Carlos Timiraos General Manager North America, Foreo

Typically, most brands are just businesses. Byredo was always more than a business, more than a pure-play fragrance brand, more than a beauty brand or luxury brand. While group president at Manzanita-owned Space NK, I met with Ben Gorham several times. Byredo is Ben Gorham, and Ben is a disruptor. With Byredo, Puig didn’t just acquire a brand, they acquired Ben’s philosophy: giving the world all the enrichment it can handle.

My advice for emerging brands seeking to follow in Byredo’s footsteps…well, that’s a hard one since Ben Gorham is a visionary, and how do you advise one to be a visionary? But not being a visionary does not preclude emerging brand leaders from having a vision or being able to execute on that vision.

One piece of advice that I would give is to find the right support, support that is not only financial, but also that will protect and nurture your brand as Ben had found for his brainchild, Byredo, in Manzanita Group, a small family-owned VC that puts people first and truly understands what it means to be family.

Nadine Tapia Founder, Tapia Beauty Group

I see the Puig/Byredo acquisition as a hopeful outlook of more sizable deals to come in the larger brand space. With luxury sales continuing to trend up combined with fragrance also being on the rise, Puig’s decision to acquire Byredo is an example of great timing, brand fit and solid future growth.

Puig has done a wonderful job at nurturing family-owned, meaningful brands, and they have created a hopeful path to emerging brands that build around client connection and purpose.

Kim-Van Dang Founder, KVDAR Inc. and Van Dang Fragrances

I feel that the Puig acquisition of Byredo makes perfect sense. It's a great fit given that Puig has always been about championing iconoclastic creatives, including Jean Paul Gaultier, Dries Van Noten and Comme des Garcons.
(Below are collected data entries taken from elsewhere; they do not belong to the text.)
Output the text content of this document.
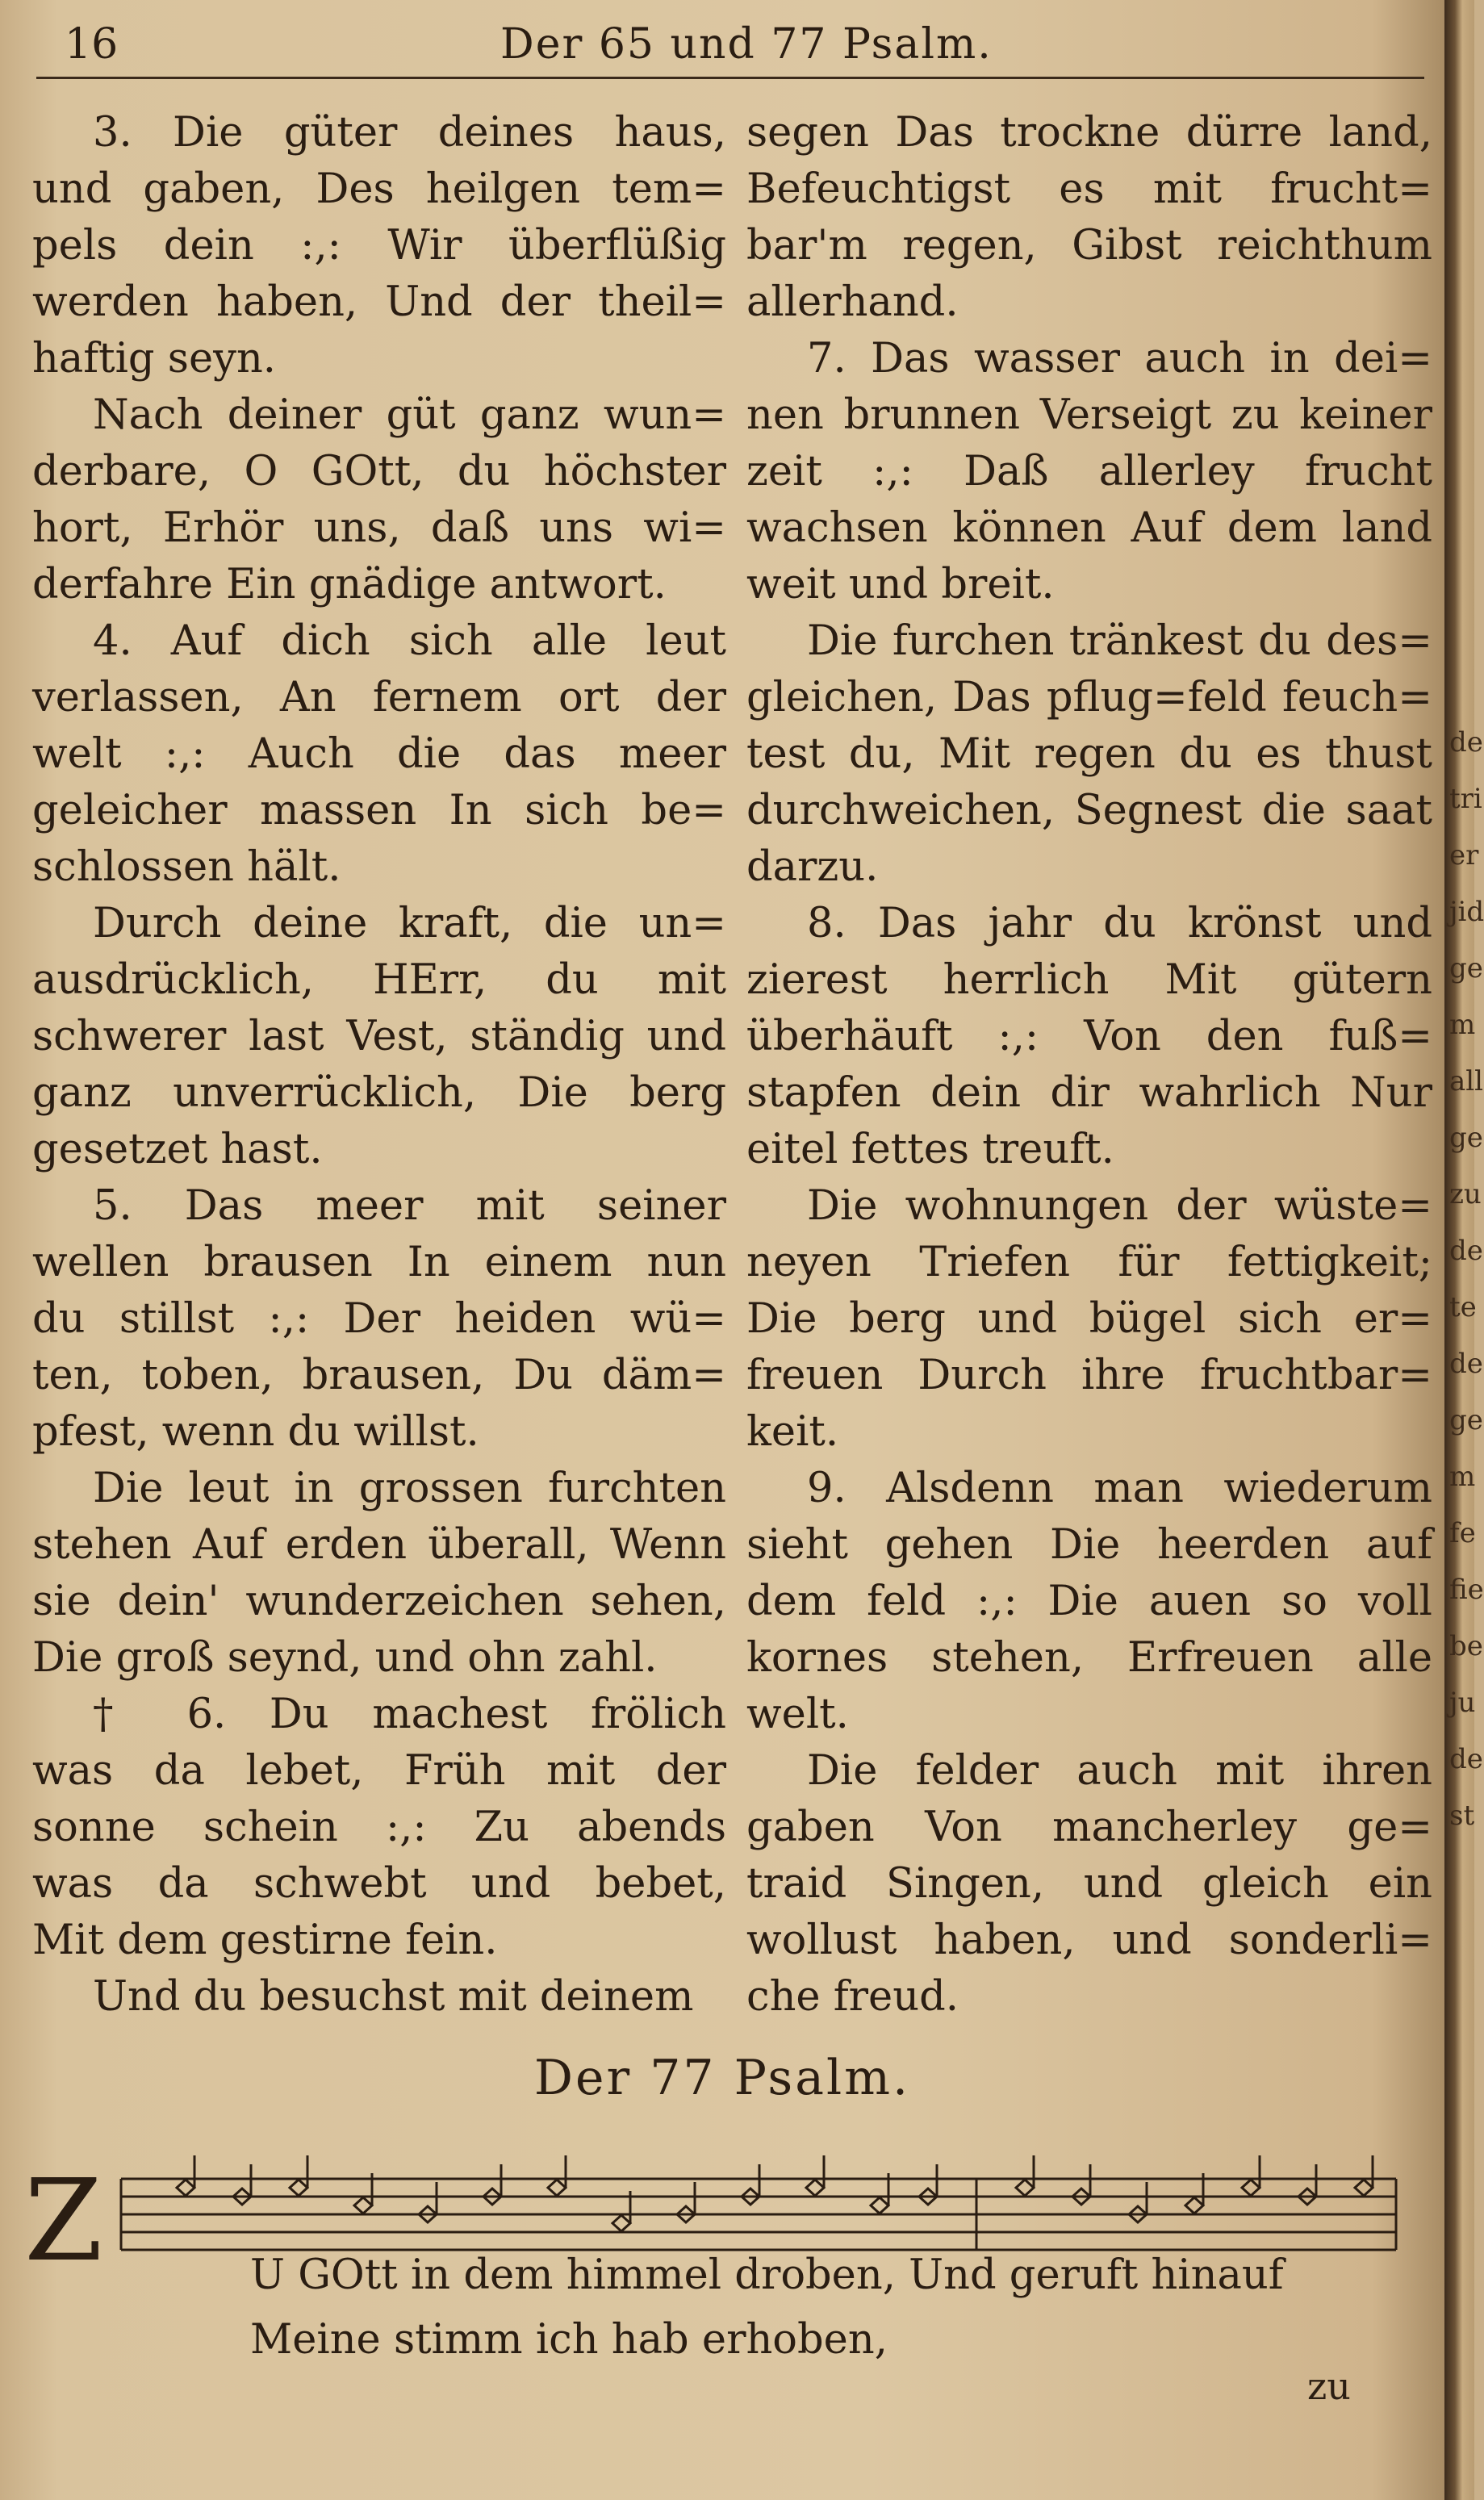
16	Der 65 und 77 Psalm.
3. Die güter deines haus,
und gaben, Des heilgen tem=
pels dein :,: Wir überflüßig
werden haben, Und der theil=
haftig seyn.
Nach deiner güt ganz wun=
derbare, O GOtt, du höchster
hort, Erhör uns, daß uns wi=
derfahre Ein gnädige antwort.
4. Auf dich sich alle leut
verlassen, An fernem ort der
welt :,: Auch die das meer
geleicher massen In sich be=
schlossen hält.
Durch deine kraft, die un=
ausdrücklich, HErr, du mit
schwerer last Vest, ständig und
ganz unverrücklich, Die berg
gesetzet hast.
5. Das meer mit seiner
wellen brausen In einem nun
du stillst :,: Der heiden wü=
ten, toben, brausen, Du däm=
pfest, wenn du willst.
Die leut in grossen furchten
stehen Auf erden überall, Wenn
sie dein' wunderzeichen sehen,
Die groß seynd, und ohn zahl.
† 6. Du machest frölich
was da lebet, Früh mit der
sonne schein :,: Zu abends
was da schwebt und bebet,
Mit dem gestirne fein.
Und du besuchst mit deinem
segen Das trockne dürre land,
Befeuchtigst es mit frucht=
bar'm regen, Gibst reichthum
allerhand.
7. Das wasser auch in dei=
nen brunnen Verseigt zu keiner
zeit :,: Daß allerley frucht
wachsen können Auf dem land
weit und breit.
Die furchen tränkest du des=
gleichen, Das pflug=feld feuch=
test du, Mit regen du es thust
durchweichen, Segnest die saat
darzu.
8. Das jahr du krönst und
zierest herrlich Mit gütern
überhäuft :,: Von den fuß=
stapfen dein dir wahrlich Nur
eitel fettes treuft.
Die wohnungen der wüste=
neyen Triefen für fettigkeit;
Die berg und bügel sich er=
freuen Durch ihre fruchtbar=
keit.
9. Alsdenn man wiederum
sieht gehen Die heerden auf
dem feld :,: Die auen so voll
kornes stehen, Erfreuen alle
welt.
Die felder auch mit ihren
gaben Von mancherley ge=
traid Singen, und gleich ein
wollust haben, und sonderli=
che freud.
Der 77 Psalm.
Z	U GOtt in dem himmel droben, Und geruft hinauf
Meine stimm ich hab erhoben,
zu
de
tri
er
jid
ge
m
all
ge
zu
de
te
de
ge
m
fe
fie
be
ju
de
st
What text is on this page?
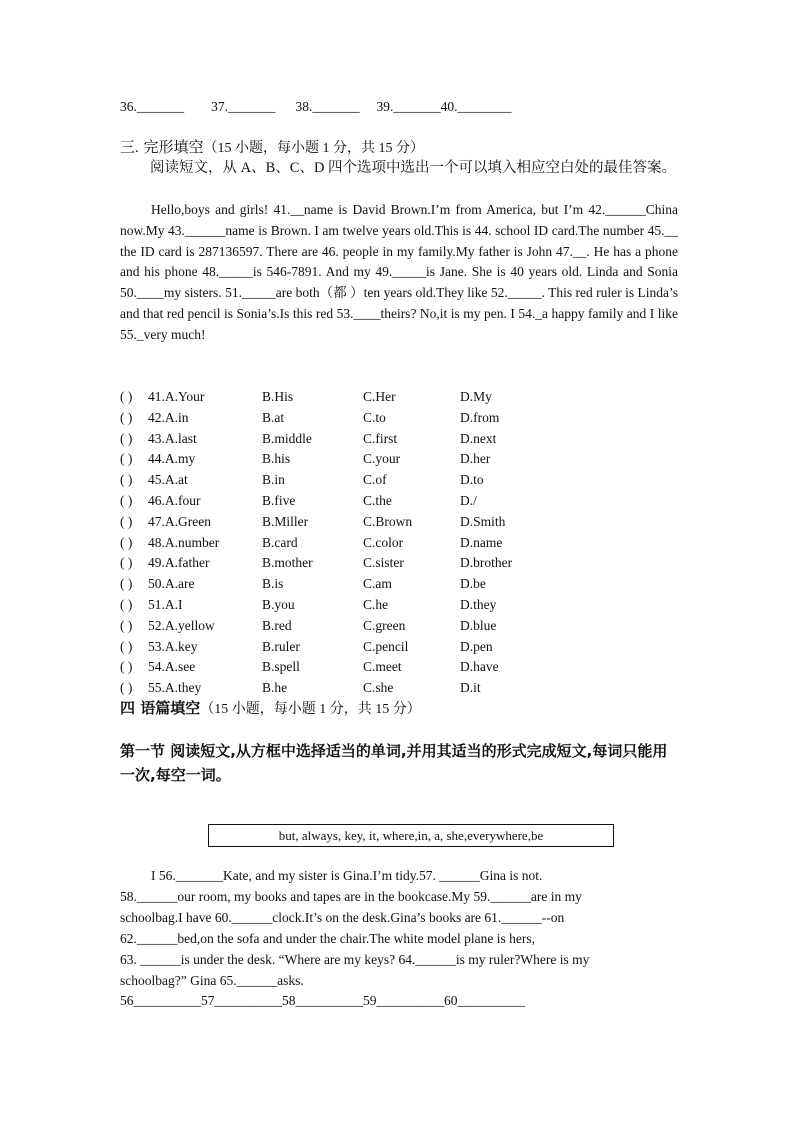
36._______        37._______      38._______     39._______40.________
三. 完形填空（15 小题，每小题 1 分，共 15 分）
阅读短文，从 A、B、C、D 四个选项中选出一个可以填入相应空白处的最佳答案。
Hello,boys and girls! 41.__name is David Brown.I’m from America, but I’m 42.______China now.My 43.______name is Brown. I am twelve years old.This is 44. school ID card.The number 45.__ the ID card is 287136597. There are 46. people in my family.My father is John 47.__. He has a phone and his phone 48._____is 546-7891. And my 49._____is Jane. She is 40 years old. Linda and Sonia 50.____my sisters. 51._____are both（都 ）ten years old.They like 52._____. This red ruler is Linda’s and that red pencil is Sonia’s.Is this red 53.____theirs? No,it is my pen. I 54._a happy family and I like 55._very much!
( ) 41.A.Your	B.His	C.Her	D.My
( ) 42.A.in	B.at	C.to	D.from
( ) 43.A.last	B.middle	C.first	D.next
( ) 44.A.my	B.his	C.your	D.her
( ) 45.A.at	B.in	C.of	D.to
( ) 46.A.four	B.five	C.the	D./
( ) 47.A.Green	B.Miller	C.Brown	D.Smith
( ) 48.A.number	B.card	C.color	D.name
( ) 49.A.father	B.mother	C.sister	D.brother
( ) 50.A.are	B.is	C.am	D.be
( ) 51.A.I	B.you	C.he	D.they
( ) 52.A.yellow	B.red	C.green	D.blue
( ) 53.A.key	B.ruler	C.pencil	D.pen
( ) 54.A.see	B.spell	C.meet	D.have
( ) 55.A.they	B.he	C.she	D.it
四 语篇填空（15 小题，每小题 1 分，共 15 分）
第一节 阅读短文,从方框中选择适当的单词,并用其适当的形式完成短文,每词只能用一次,每空一词。
but, always, key, it, where,in, a, she,everywhere,be
I 56._______Kate, and my sister is Gina.I’m tidy.57. ______Gina is not.
58.______our room, my books and tapes are in the bookcase.My 59.______are in my
schoolbag.I have 60.______clock.It’s on the desk.Gina’s books are 61.______--on
62.______bed,on the sofa and under the chair.The white model plane is hers,
63. ______is under the desk. “Where are my keys? 64.______is my ruler?Where is my
schoolbag?” Gina 65.______asks.
56__________57__________58__________59__________60__________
Byredo's recent entry into the color cosmetics realm also transformed the indie fragrance house into a global beauty force. That must have made the brand all the more appealing to Puig, which took a majority stake in British makeup brand Charlotte Tilbury in 2020. Puig is on fire right now, and I am excited to see what they acquire next!

Julie Garza Founder, Belleza Brand Blueprints

As the market continues to evolve and shift and with the fragrance category experiencing tremendous growth, this acquisition seems like the perfect marriage. Byredo has established itself as a modern luxury lifestyle brand with strong consumer connection and has achieved massive growth in the last few years with a gender-neutral approach. Puig’s established luxury label portfolio will contribute their expertise and development while acquiring a new demographic to their portfolio of brands.

I believe it is evidence of broader dynamics happening in the beauty lifestyle space. Puig like many others reorganized its business structure in 2020 and created three divisions, which included beauty and fashion setting the stage to acquire new brands that would allow them to reach their goal of 3 billion euros in sales in 2023.

Below are points emerging beauty brands should draw from Byredo’s trajectory:

  • Carve out your niche space that will allow you to stay true to your founding principles.
  • Listen to your consumer and ensure you are connecting with them at every touch point with your brand.
  • Distribution channels and market strategies are key to your success. Pay attention to timing when entering new distributin and markets.
  • Always keep your pulse on trends, white space opportunities for assortment and new categories that are right for your brand ethos.